Expert: AI benefits for patients will also help reduce pressure on providers

Currently, physicians are burned out and patient experience is suboptimal, says one longtime stakeholder, but artificial intelligence holds the potential to help fix all of that.
Jeff Rowe

"If we exploit machines' unique strengths to foster an improved bond between humans, we’ll have found a vital remedy for what profoundly ails our medicine today.”

So said Dr. Eric Topol – cardiologist, geneticist and digital health pioneer – in a recent interview with Healthcare IT News.

The author of a new book, Deep Medicine: How Artificial Intelligence Can Make Healthcare Human Again, Topol argues that if properly and humanely deployed, AI and and machine learning have to potential to restore efficiency to a wide array of burdensome healthcare processes, freeing up physicians to treat their patients in the way they deserve. 

"The path won't be easy,” he observed, “and the end is a long way off. But with the right guard rails, medicine can get there."

Much of what Topol argues can be summed up by the distinction between what he calls “shallow medicine” and “deep medicine.”
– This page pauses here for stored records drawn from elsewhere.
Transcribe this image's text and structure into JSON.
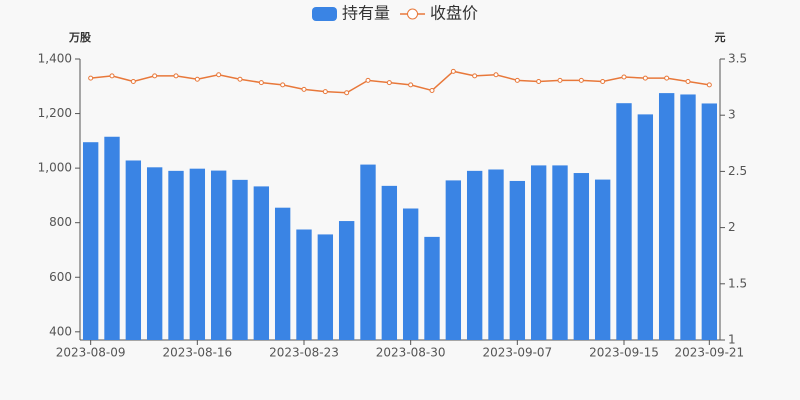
{
  "chart_data": {
    "type": "bar-line",
    "y_label": "万股",
    "y2_label": "元",
    "categories": [
      "2023-08-09",
      null,
      null,
      null,
      null,
      "2023-08-16",
      null,
      null,
      null,
      null,
      "2023-08-23",
      null,
      null,
      null,
      null,
      "2023-08-30",
      null,
      null,
      null,
      null,
      "2023-09-07",
      null,
      null,
      null,
      null,
      "2023-09-15",
      null,
      null,
      null,
      "2023-09-21"
    ],
    "series": [
      {
        "name": "持有量",
        "type": "bar",
        "color": "#3a84e4",
        "values": [
          1095,
          1115,
          1028,
          1003,
          990,
          998,
          991,
          957,
          933,
          855,
          775,
          757,
          806,
          1013,
          935,
          852,
          748,
          955,
          990,
          995,
          953,
          1010,
          1010,
          982,
          958,
          1238,
          1197,
          1275,
          1270,
          1237
        ]
      },
      {
        "name": "收盘价",
        "type": "line",
        "axis": "y2",
        "color": "#e8783a",
        "values": [
          3.33,
          3.35,
          3.3,
          3.35,
          3.35,
          3.32,
          3.36,
          3.32,
          3.29,
          3.27,
          3.23,
          3.21,
          3.2,
          3.31,
          3.29,
          3.27,
          3.22,
          3.39,
          3.35,
          3.36,
          3.31,
          3.3,
          3.31,
          3.31,
          3.3,
          3.34,
          3.33,
          3.33,
          3.3,
          3.27
        ]
      }
    ],
    "ylim": [
      370,
      1400
    ],
    "yticks": [
      400,
      600,
      800,
      {
        "value": 1000,
        "label": "1,000"
      },
      {
        "value": 1200,
        "label": "1,200"
      },
      {
        "value": 1400,
        "label": "1,400"
      }
    ],
    "y2lim": [
      1,
      3.5
    ],
    "y2ticks": [
      1,
      1.5,
      2,
      2.5,
      3,
      3.5
    ],
    "grid": false
  }
}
The former “is rife with problems such as lack of time. So there's very little human contact. And in the minutes when it occurs, it's compromised by keyboard and screen and minimal, if any, eye contact. So it's totally depersonalized and that's a big problem.”

Moreover, Topol says shallow medicine is leading to burnout, clinical depression and even a high number of suicides among physicians. “And then even further disillusionment: You have patients who feel that they're not being cared for because there's so very little time – less of a bond, and the sense of presence and trust and that whole precious relationship that has deteriorated.”

With that physician pressure in mind, Topol points out that AI has great potential for use by patients themselves, which would help providers manager their workload.  

“We’ve already had smartwatches with heart rhythm detection out there with a deep learning algorithm, FDA-approved for consumers,” he noted. “And there's going to be a lot more of that. If we have people diagnosing their skin lesions or their child's ear infections and all these other reasons for going to a doctor, that's going to be huge. That's a big part of healthcare: the routine, not-serious but important things that need accurate, rapid, inexpensive diagnosis.”

Over the long run, Topol said, “the biggest thing of all is remote monitoring and getting rid of hospital rooms. And there, the opportunity is extraordinary. Because obviously the main cost in healthcare is personnel. And if you don't have hospital rooms, you have a whole lot less personnel. So setting up surveillance centers with remote monitoring – which can be exquisite and very inexpensive with the right algorithms, when it's validated – would be the biggest single way to improve things for patients, because they're in the comfort of their own home. They're not subject to the risk of nosocomial infections. That would be very well appreciated by patients if it was proven to be safe and effective.”